Néanmoins, dit-il, les résultats de l’étude peuvent également offrir un aperçu de nouvelles façons de comprendre les conditions neuropsychiatriques qui ont été liées à des niveaux incorrects de dopamine, comme la schizophrénie, le trouble déficitaire de l’attention avec hyperactivité (TDAH) et la dépression.
Dans la schizophrénie, par exemple, les patients éprouvent souvent des délires qui contredisent la réalité. Si le circuit dopamine-acétylcholine renforce constamment les connexions dans le cerveau, explique le Dr Tritsch, alors des problèmes avec ce mécanisme pourraient conduire à la formation de connexions trop nombreuses et incorrectes, les obligeant à « apprendre » des événements qui n’ont pas vraiment se produire.
De même, le manque de motivation est un symptôme courant de la dépression, ce qui rend difficile l’exécution de tâches de base telles que sortir du lit, se brosser les dents ou aller au travail. Selon les auteurs, il est possible qu’une perturbation du système de disque interne contribue à ces problèmes.
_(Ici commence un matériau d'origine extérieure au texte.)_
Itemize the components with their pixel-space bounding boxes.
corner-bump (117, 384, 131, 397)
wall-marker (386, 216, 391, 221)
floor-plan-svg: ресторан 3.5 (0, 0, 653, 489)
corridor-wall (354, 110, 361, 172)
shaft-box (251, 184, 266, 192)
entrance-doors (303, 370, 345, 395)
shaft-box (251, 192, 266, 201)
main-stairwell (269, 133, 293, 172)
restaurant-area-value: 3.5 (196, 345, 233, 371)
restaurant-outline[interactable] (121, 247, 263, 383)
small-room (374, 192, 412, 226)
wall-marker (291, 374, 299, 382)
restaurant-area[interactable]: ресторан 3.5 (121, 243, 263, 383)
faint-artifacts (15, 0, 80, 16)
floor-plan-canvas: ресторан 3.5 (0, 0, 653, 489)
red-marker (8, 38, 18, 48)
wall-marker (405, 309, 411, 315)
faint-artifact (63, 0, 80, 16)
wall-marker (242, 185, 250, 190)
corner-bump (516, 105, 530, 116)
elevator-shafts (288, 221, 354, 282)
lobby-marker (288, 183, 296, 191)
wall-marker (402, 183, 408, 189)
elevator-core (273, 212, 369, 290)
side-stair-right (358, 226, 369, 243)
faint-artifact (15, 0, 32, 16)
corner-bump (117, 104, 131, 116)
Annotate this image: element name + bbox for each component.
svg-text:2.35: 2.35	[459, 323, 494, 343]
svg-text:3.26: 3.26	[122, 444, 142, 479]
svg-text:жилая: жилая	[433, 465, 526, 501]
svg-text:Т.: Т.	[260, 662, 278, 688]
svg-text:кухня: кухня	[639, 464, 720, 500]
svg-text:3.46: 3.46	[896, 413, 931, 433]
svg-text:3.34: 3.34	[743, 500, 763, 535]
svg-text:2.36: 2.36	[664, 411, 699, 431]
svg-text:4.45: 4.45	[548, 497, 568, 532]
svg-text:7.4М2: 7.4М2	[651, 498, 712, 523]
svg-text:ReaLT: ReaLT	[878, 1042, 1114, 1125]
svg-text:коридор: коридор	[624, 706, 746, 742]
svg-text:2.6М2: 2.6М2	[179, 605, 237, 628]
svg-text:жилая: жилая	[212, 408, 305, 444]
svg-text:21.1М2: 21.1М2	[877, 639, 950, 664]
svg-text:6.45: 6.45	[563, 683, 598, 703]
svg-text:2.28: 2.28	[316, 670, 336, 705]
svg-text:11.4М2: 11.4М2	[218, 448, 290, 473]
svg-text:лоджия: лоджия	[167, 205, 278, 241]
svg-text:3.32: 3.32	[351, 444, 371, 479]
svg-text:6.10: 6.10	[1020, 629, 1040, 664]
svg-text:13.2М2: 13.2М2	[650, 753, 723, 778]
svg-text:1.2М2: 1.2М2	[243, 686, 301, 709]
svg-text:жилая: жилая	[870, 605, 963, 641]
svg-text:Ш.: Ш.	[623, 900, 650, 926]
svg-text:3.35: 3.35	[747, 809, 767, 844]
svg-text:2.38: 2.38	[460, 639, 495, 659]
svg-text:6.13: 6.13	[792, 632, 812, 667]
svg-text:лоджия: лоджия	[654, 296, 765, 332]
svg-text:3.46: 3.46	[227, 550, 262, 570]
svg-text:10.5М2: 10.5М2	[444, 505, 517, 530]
En conséquence, le Dr Tritsch dit que l’équipe de recherche prévoit ensuite d’examiner comment les cycles dopamine-acétylcholine se comportent dans des modèles animaux de telles maladies mentales, ainsi que pendant le sommeil, ce qui est important pour la consolidation de la mémoire.
Le financement de l’étude a été fourni par les subventions des National Institutes of Health DP2NS105553, R01MH130658, T32NS086750, T32GM007308 et T32GM136573. Un financement supplémentaire a été fourni par la Fondation Alfred P. Sloan, la Fondation Danna, la Fondation Whitehall, les Fondations médicales Feldstein et le Vilcek Scholars Award.
En plus du Dr Krok et du Dr Tritsch, les autres chercheurs impliqués dans l’étude étaient Marta Maltese, PhD, et Pratik Mistry, MS, à NYU Langone; et Xiaolei Miao, PhD, et Yulong Li, PhD, à l’École des sciences de la vie de l’Université de Pékin à Pékin.